Motorola did not mention either date in putting forth its version of the hypothetical negotiation analysis in its posttrial brief. To assume the correct date would have been the date the breach of contract began is of no help, as the alleged breach of contract was not tied to any specific date. The jury could have found a breach of contract based on Motorola’s offer letters, its seeking a number of injunctions, or its overall course of conduct (pp. 29-32).
This is interesting, and probably right, but note that it doesn't take a position on the question of whether, in a patent infringement case involving FRAND-encumbered SEPs, the date of the hypothetical negotiation should be a date just before the infringement began (as in a standard Georgia-Pacific analysis) or just before the standard was adopted. The latter is probably the economically correct view in the SEP context, and it seems more consistent with Judge Robart's own view as expressed in paragraph 106 of his opinion (". . . the parties to a hypothetical negotiation under a RAND commitment would consider alternatives that could have been written into the standard instead of the patented technology. The focus is on the period before the standard was adopted and implemented (i.e., ex ante)"), as well as statements by Judge Holderman in Innovatio and Judge Posner in Apple v. Motorola).
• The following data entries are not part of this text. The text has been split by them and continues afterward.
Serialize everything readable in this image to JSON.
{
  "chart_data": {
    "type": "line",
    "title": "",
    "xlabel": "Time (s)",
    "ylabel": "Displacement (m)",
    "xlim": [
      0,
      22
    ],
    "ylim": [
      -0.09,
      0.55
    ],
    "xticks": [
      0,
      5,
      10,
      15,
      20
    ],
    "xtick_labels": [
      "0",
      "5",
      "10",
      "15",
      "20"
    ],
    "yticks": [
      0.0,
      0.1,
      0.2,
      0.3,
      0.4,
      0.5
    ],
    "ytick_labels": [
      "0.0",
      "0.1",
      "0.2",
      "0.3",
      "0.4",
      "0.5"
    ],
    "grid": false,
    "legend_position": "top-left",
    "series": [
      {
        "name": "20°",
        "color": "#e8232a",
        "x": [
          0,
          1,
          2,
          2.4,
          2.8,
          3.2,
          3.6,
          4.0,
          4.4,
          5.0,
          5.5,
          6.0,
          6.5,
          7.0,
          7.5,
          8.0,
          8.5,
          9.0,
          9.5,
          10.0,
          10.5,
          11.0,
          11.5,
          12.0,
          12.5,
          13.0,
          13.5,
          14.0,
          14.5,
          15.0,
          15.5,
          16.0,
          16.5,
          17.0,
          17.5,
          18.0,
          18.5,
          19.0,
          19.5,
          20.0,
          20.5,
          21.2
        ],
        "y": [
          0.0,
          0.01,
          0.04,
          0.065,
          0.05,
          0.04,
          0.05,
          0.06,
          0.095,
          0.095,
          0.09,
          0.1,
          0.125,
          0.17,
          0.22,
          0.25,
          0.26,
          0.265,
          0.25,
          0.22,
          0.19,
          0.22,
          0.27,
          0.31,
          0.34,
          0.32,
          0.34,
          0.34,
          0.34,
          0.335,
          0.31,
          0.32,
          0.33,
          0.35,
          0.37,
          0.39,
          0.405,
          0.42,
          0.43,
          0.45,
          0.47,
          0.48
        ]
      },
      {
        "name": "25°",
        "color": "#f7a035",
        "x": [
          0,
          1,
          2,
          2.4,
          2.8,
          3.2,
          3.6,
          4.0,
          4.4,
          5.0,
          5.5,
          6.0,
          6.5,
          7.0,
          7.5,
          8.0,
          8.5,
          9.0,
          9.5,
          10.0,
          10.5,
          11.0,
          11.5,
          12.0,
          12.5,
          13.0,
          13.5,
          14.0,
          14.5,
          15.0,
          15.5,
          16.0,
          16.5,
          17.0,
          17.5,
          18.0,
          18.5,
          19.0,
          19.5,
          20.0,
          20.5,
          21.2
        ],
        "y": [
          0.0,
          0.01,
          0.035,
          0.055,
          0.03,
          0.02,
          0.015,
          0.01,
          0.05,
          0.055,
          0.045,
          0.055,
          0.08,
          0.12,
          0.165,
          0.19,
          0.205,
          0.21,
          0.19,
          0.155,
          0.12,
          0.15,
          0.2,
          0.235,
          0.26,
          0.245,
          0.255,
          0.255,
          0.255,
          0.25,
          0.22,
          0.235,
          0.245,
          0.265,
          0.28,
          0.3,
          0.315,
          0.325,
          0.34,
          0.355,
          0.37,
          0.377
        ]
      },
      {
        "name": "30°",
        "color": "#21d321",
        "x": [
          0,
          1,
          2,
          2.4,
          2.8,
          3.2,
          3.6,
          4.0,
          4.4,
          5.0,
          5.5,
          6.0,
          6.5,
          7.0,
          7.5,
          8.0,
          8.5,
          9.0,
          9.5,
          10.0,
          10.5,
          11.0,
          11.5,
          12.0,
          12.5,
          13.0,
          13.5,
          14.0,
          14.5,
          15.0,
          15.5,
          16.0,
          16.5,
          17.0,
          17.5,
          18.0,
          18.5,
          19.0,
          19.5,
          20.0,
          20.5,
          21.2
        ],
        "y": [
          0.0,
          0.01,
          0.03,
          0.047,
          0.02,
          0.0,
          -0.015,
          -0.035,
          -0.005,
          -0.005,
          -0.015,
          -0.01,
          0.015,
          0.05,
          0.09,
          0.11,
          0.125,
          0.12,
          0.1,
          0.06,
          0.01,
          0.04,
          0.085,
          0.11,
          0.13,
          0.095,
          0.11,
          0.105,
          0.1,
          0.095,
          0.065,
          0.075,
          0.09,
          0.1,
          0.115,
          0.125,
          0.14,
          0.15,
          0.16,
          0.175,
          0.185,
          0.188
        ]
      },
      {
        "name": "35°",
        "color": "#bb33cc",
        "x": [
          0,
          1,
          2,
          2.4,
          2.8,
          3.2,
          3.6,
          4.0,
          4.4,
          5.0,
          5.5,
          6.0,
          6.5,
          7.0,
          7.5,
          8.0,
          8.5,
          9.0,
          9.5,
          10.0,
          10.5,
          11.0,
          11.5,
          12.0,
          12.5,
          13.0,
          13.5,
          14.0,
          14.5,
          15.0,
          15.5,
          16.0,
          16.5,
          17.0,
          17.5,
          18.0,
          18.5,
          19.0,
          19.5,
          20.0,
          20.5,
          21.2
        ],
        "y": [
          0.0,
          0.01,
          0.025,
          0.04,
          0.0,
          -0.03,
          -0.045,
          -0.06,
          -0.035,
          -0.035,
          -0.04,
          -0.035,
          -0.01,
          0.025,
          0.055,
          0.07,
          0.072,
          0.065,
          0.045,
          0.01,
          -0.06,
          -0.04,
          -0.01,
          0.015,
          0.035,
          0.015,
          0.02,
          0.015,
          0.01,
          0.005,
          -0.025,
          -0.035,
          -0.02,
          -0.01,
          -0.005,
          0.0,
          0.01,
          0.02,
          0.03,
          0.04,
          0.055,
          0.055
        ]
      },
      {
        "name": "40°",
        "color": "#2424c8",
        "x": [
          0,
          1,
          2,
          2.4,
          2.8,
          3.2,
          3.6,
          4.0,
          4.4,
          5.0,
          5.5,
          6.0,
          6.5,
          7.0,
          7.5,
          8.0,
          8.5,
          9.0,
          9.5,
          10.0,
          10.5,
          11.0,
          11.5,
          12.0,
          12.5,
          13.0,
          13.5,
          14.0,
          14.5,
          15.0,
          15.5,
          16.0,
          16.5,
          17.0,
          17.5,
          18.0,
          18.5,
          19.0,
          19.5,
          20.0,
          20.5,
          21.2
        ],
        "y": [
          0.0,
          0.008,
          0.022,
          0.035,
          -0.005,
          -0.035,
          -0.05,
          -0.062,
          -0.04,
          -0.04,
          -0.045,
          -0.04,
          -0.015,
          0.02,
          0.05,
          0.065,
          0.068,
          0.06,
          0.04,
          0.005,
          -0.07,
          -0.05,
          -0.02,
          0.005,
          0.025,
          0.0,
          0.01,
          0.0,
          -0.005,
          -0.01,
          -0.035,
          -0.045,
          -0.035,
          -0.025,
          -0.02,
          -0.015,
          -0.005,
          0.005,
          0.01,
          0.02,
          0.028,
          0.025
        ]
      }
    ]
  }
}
Once the standard is adopted, the holdup problem may arise, whether or not the defendant has yet begun infringing.
5. The court also approves of Judge Robart's consideration of the rates charged by the VIA Licensing 802.11 pool and the MPEG LA H.264 pool, noting that to account for differences between pool rates and negotiated rates "the court multiplied the pool rates by three" (p.35). Though I have expressed some disagreement with the specifics of Judge Holderman's analysis related to the pool rates , I agree that such rates can be relevant and that, if anything, Judge Holderman's use of them may have been more favorable than necessary to Motorola (see here at pp. 47-50). In addition, the court finds no clear error in Judge Robart's conclusion that the licenses Motorola suggested as comparable were in fact not comparable, because they were "too contextually dissimilar" (pp. 36-38).
6. The court finds that the jury had substantial evidence from which to conclude that Motorola sought injunctive relief for the purpose of "inducing holdup" (p.41), that this was indicative of bad faith (pp. 40-43), and that the Noerr-Pennington doctrine does not preclude liability for seeking an injunction under these circumstances (pp. 44-47) (though the court expresses agreement "with the Federal Circuit that a RAND commitment does not always preclude an injunctive action," for example where the defendant refuses a FRAND offer (p.47 n.19)).
7. Finally, the court concludes that Motorola Microsoft was entitled to recover as damages for the breach the attorneys' fees it expended to defend itself against the actions for injunctive relief (pp. 47-54).